Below, my goal was to really see what was going on in the crystal. I sat staring at it for quite a while before my brain could begin to make sense of what I was seeing. Giving myself permission not to understand it all, I gradually, I could make out small details. The first thing I saw was a dark bluish triangle in the center-right. The thoughts in my mind went something like this: “I can paint that triangle! No need to worry about anything else, just paint that little triangle. What color is it? It’s a bit bluish and medium value. It’s in the center of the crystal with its bottom edge a bit below the top of the band on the right side.” Next, I noticed a white line underneath it. I painted that. Then I saw an orangey line adjacent to the hypotenuse of the blue triangle. I saw that its value was a bit lighter than the blue triangle. When I’m studying like this, I make no attempt to take in the whole bracelet and judge it. I’m just a seeing machine, recording tiny bits. Later, I can stand back, judge, and make corrections. I go into all of these details here, so that you can see how best to approach a complex form- with baby steps and no pressure to be brilliant. I continued in this manner until most of the crystal was covered in a new layer of paint, more accurate than the first.

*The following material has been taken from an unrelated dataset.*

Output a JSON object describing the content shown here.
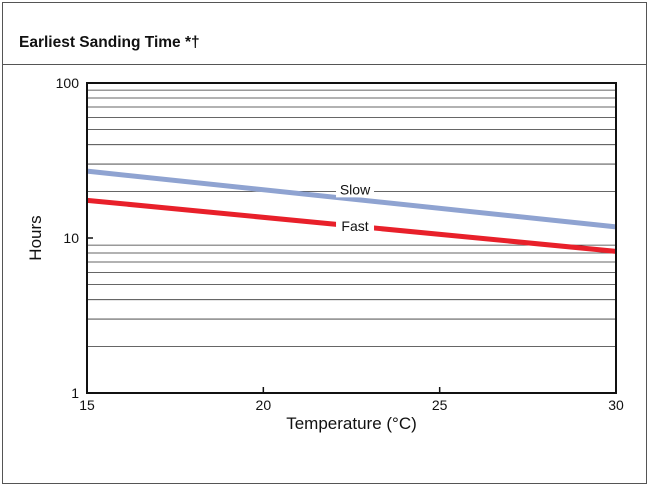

I next tackled the band. I saw that the areas between the bars and cross-pieces on the right was really very yellow and light in value. After fixing that with some cadmium yellow mixed with transparent golden ochre, I saw that the cross-pieces closest to the crystal were reflecting a bright orange-yellow. There was also some bits of this color reflected onto the tabletop in the shadow. I put a dark glaze over the part of the band on the left that was in shadow, and picked out a few highlighted areas. When I tried to paint the ring at the end of the band, I was confronted with a very bright highlight shining in my eyes, which obscured the details. I temporarily moved the spotlight to get rid of the highlight. It was still very hard to see, but I managed to get the small dots going around it’s perimeter, and the basic pattern of lights and darks.

It’s not finished yet, but I don’t like to bring any area of the paining to completion before the rest. It’s time to move on to something else for a while. The break is also helpful, as I can approach the bracelet with fresh eyes later and see even more.